Transition and Transformation

Establishing the Labrador Campus

Illustration of spruce trees

The need: University education, by and for the North

Across Canada, there have been repeated calls by First Nations, Inuit, and Métis governments, communities, and leaders for place-based and accessible university education offered in the North, reflecting Northern places, peoples, cultures, and histories, and working in partnership with Indigenous peoples.
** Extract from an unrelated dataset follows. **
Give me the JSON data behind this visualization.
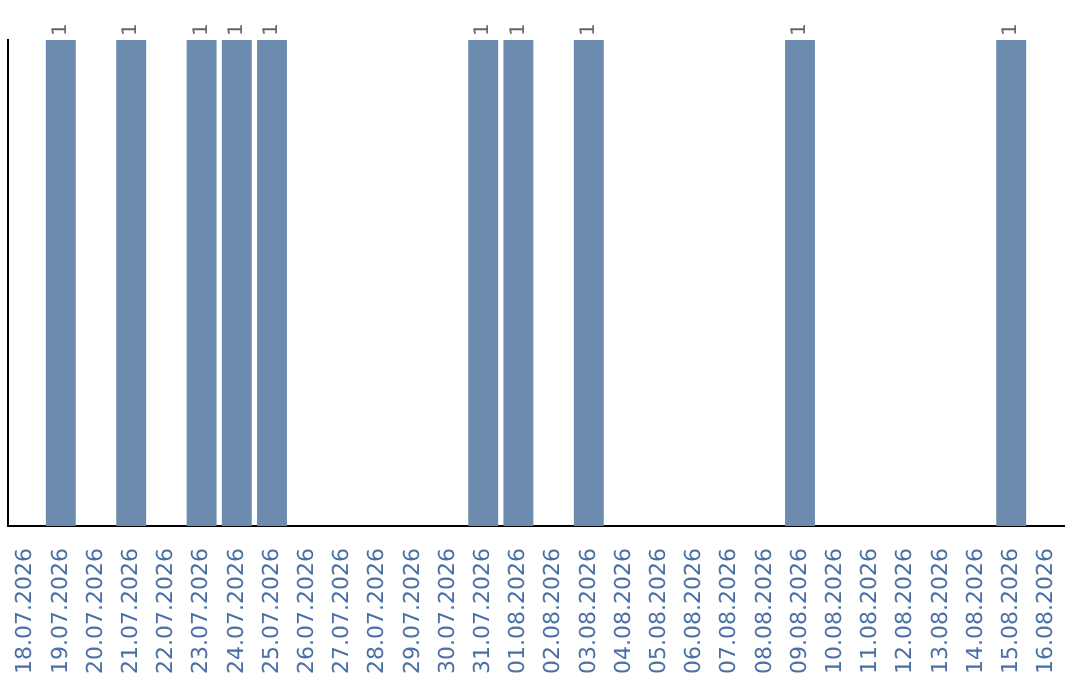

At the first meeting of the Labrador Campus Strategic Task Force in 2018, Elder Jean Crane highlighted that a Labrador Campus offers the opportunity and privilege to imagine new pathways and new Institution-to-Indigenous relationships that support Innu and Inuit self-determination, sovereignty, and resurgence. We take this responsibility to heart: access to high-quality higher education in one’s home territory, reflective of one’s cultures, lands, and ancestors is a fundamental right.


 

Photo of Elder Jean Crane, with her prayer for the ancestors and the land written below

 

"A Prayer for the Ancestors and the Land," as shared by Elder Jean Crane with the Labrador Campus Strategic Task Force during our first meeting in Happy Valley-Goose Bay in July 2018, to ground us in our shared responsibilities to the lands, ancestors, and future generations of Labrador, and to show the importance of our work to healing and to reconciliation.


 

Illustration of spruce trees

Why a Labrador Campus?

The Labrador Campus of Memorial University is one of the few university-based units in Canada dedicated solely to the needs and priorities of the North. The Labrador Campus aligns with and responds to Memorial University’s strategic plan, Transforming our Horizons, with the Indigenization Strategy and the Research Involving Indigenous Groups policy, the new singular generational partnership with Nunavut Arctic College and related North-to-North learning opportunities, Memorial University is uniquely situated to have a full degree-granting Campus in Labrador, with accompanying infrastructure and resources.


 

In partnership

The Labrador Campus is working in partnership with the Nunatsiavut Government, the NunatuKavut Community Council, the Innu Nation, the Town of Happy Valley-Goose Bay, and other local, national, and international partners to meet the university’s special obligations to the people of Newfoundland and Labrador, and become leaders in Indigenous- and Northern-led research, education, and public outreach in the country.